Antonio Bernabéu - 18/03/2008
La deformidad democrática, siendo de poco bulto, no puede prescindir de esas asimetrías que requieren un sastre con la habilidad suficiente para coserle un traje al célebre Quasimodo. Casi veinticinco millones de súbditos españoles han sido persuadidos, no digo convencidos, para votar en un sentido u otro el pasado día 9 de marzo. Hasta aquí los recuentos de la democracia aritmética, que no dan la medida de las calidades políticas.
Porque, seguidamente, surgen deformaciones de las que citaré unas cuantas; la Ley Electoral que ha hundido sin remedio, y de manera injusta, a partidos como el de Izquierda Unida, con independencia absoluta de la capacidad autofágica de dicha formación; el voto, tanto más clamoroso cuanto más corrupto o presunto es su cosechador, de algunos municipios con el síndrome de Estocolmo; el discurso de una España plural que no se visualiza donde tiene que hacerlo, en un Senado representativo y vivaz. Y, así, hasta que el aburrimiento nos rinda.
No queda, pues, otra opción que cortar y pegar este traje con puntadas de hilván que dará Zapatero atento al descosido que promete Rajoy. Son casi previsibles la hechura y los patrones. El PSOE se complace en su triunfo, a pesar de la insuficiente movilización en sus filas y de que sus ministros apenas aportaron escaños. No parece entender el mensaje que le mandan las cifras. Porque el magro incremento de 40.000 votos, que va del 2004 a las últimas elecciones, anuncia un desencanto.

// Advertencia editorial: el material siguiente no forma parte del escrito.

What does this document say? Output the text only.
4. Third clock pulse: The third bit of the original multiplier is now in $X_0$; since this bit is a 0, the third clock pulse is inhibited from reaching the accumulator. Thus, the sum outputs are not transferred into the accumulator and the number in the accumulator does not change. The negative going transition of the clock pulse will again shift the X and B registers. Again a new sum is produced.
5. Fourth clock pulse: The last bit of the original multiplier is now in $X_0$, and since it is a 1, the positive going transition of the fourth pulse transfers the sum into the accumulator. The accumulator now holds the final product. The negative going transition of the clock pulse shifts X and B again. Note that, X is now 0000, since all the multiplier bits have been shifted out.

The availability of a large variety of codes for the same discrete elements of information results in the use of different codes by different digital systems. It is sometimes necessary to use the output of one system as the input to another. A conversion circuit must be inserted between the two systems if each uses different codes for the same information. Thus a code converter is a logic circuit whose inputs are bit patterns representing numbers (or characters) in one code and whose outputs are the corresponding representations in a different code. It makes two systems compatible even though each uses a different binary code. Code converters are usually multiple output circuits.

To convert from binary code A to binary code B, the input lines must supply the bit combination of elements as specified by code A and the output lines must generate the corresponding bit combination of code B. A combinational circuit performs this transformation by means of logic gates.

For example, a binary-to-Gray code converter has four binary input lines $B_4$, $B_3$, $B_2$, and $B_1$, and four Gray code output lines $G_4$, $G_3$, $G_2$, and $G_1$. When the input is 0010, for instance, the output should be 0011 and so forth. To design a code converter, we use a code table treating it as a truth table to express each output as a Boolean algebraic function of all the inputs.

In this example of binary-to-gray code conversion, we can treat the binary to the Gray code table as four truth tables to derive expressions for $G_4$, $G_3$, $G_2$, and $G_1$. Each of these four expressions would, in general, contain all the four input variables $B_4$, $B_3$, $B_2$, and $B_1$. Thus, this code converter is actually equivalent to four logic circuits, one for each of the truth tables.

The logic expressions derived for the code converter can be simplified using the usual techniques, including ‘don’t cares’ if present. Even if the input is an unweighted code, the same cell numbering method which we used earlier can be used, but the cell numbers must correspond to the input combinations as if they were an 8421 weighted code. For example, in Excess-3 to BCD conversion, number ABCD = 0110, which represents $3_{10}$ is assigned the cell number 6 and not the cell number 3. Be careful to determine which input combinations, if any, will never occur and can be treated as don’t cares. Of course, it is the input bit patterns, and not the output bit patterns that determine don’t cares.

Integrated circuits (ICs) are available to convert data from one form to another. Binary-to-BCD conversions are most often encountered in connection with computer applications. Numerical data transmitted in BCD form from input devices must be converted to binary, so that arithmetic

Porque, si contemplamos que el censo, por sí sólo, crece vegetativamente, que Izquierda Unida, la Chunta y ERC se han desangrado vertiendo el voto útil en campo socialista, la fidelidad de sus propias legiones nos viene a resultar decepcionante y pírrica.
Zapatero, valedor de las libertades civiles para importantes colectivos sociales, demonio rompedor de la unidad de España según la oposición, referencia importante para la socialdemocracia europea, por el momento escasa, pálida y demacrada, es, en definitiva, un político que se esfuerza por parecer de izquierdas con el mínimo coste, según ha señalado el profesor Saviski, de la Universidad de Lille. Y, por más que se exprima su imagen, no produce otro zumo que el sociolimón sin azúcar que inventó Tony Blair.
La cosa no es terrible, pero sí insuficiente sobre todo cuando estamos en puertas, o en la misma cocina, de una profunda crisis. Y esta no se puede afrontar con aumentos ligeros en el gasto social ni con la profesionalidad deficiente de un Gobierno que se ha nutrido, en parte, con esas cuotas, un tanto aleatorias, de los territorios políticos. Porque, para que las cosas funcionen han de prevalecer las luces sobre las lealtades.
Por su parte, el PP ha dado un estirón de 300.000 votos a nivel nacional. Su problema es que constituye un partido con dos velocidades y, lo que resulta peor, es que las dos actúan en dirección contraria; una hacia el centro y a la moderación, territorio donde puede competir con el PSOE; otra, hacia la dureza imposible de los tiempos pasados, y esta genera miedo. Porque el miedo no lo inventa Pepiño si se lo dan servido unos periodistas que escriben con el trabuco puesto encima de la mesa.
Esta situación ha llevado al PP a practicar estrategias confusas, de movido vaivén y de resultados inciertos, que le acercan pero no le dan el poder. Rajoy tendrá que resolver el dilema o, al menos, atenuarlo. Porque, en el seno de la casa de Génova siempre están los delfines a punto de saltar del acuario. Y la tarea le será complicada, ya que, como sospechaba Chirac, en la campaña del 88, la forma más sutil que adopta la traición en política son las adhesiones fervientes.